3. Brach liegende private Grundstücke sollen verstärkt angekauft und für Wohnungsbau genutzt werden. Die Bezirke sind dabei zu unterstützen – etwa durch die Einsetzung von Wohnungsbaulotsen, die als Ansprechpartner für Bauherren und als Kontaktperson zu den Fachbehörden dienen. Ein Flächenkataster soll eine systematische Identifizierung von Bebauungsreserven möglich machen.

4. Vor dem Verkauf städtischer Wohnungsbaugrundstücke muss sicher gestellt werden, dass auf den Flächen vorrangig Geschosswohnungen im bezahlbaren Mietpreissegment entstehen. Hierzu sind Abschläge von bis zu 35 Prozent auf den Verkehrswert anzubieten (Festpreisvergabe) und im Gegenzug die Wohnungsunternehmen zu verpflichten, mindestens 30 Prozent der entstehenden Wohnungen im öffentlich geförderten Mietwohnungsbau zu errichten. Für die übrigen Wohnungen sind sozial verträgliche Anfangsmieten von 7,50 – 8,50 Euro pro Quadratmeter vorzusehen.

5. Das Wohnungsbauförderprogramm im Segment des Mietwohnungsbaus ist von 1000 Wohneinheiten jährlich auf 2000 aufzustocken. Schwerpunkte des geförderten Wohnungsbaus müssen in den Quartieren liegen, in denen die Menschen von Verdrängungstendenzen besonders betroffenen sind. Auch für Bauvorhaben auf privaten Grundstücken ist im Bebauungsplan- bzw. Genehmigungsverfahren ein entsprechender Anteil an gefördertem Wohnungsbau anzustreben.

6. Auf Grundlage von § 2 Wohnraumförderungsgesetz soll ein „Programm 1000“ zum Ankauf von jährlich 1000 Belegungsbindungen aufgelegt werden. Auch dieses Instrument soll gezielt dort eingesetzt werden, wo stark steigende Mieten zu einer Verdrängung von Menschen mit geringem Einkommen führen.

7. Das städtische Unternehmen SAGA/GWG muss dem Auftrag wieder verstärkt nachkommen, preisgünstigen Wohnraum zu schaffen und sich mit bis zu 1000 Wohnungen jährlich an dem Wohnungsbauprogramm beteiligen. In Höhe der entsprechenden Investitionen ist das Unternehmen von Zahlungen an den Haushalt zu befreien. „Dass SAGA/GWG ihre Mieteinnahmen nicht in ihre Wohnungen re-investieren, sondern das Geld in Hochglanzprojekte des Senats pumpen müssen, wird kein Mieter verstehen“, sagte Grote.

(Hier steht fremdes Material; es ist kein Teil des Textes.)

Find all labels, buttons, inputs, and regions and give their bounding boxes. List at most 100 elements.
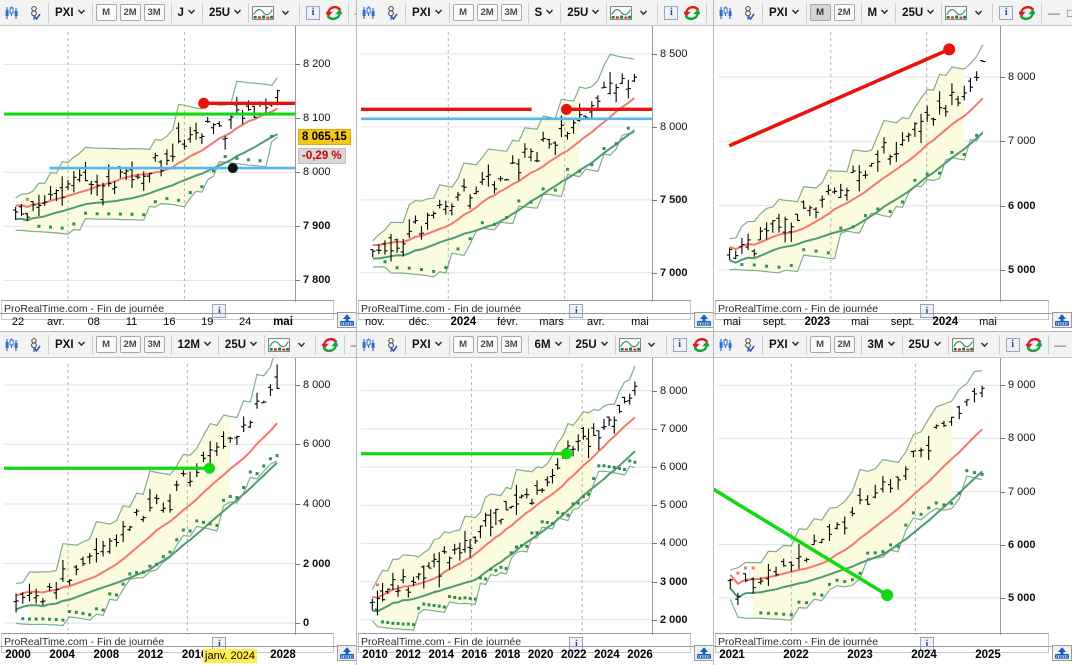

8. Die Position des angekündigten Wohnungsbaukoordinators soll zu der eines Senatsbeauftragten für Wohnungsbau ausgebaut und mit entsprechenden Kompetenzen ausgestattet werden. Der Wohnungsbaubeauftragte soll im Sinne einer koordinierenden Leitstelle Wohnungsbauvorhaben initiieren, fördern und beschleunigen.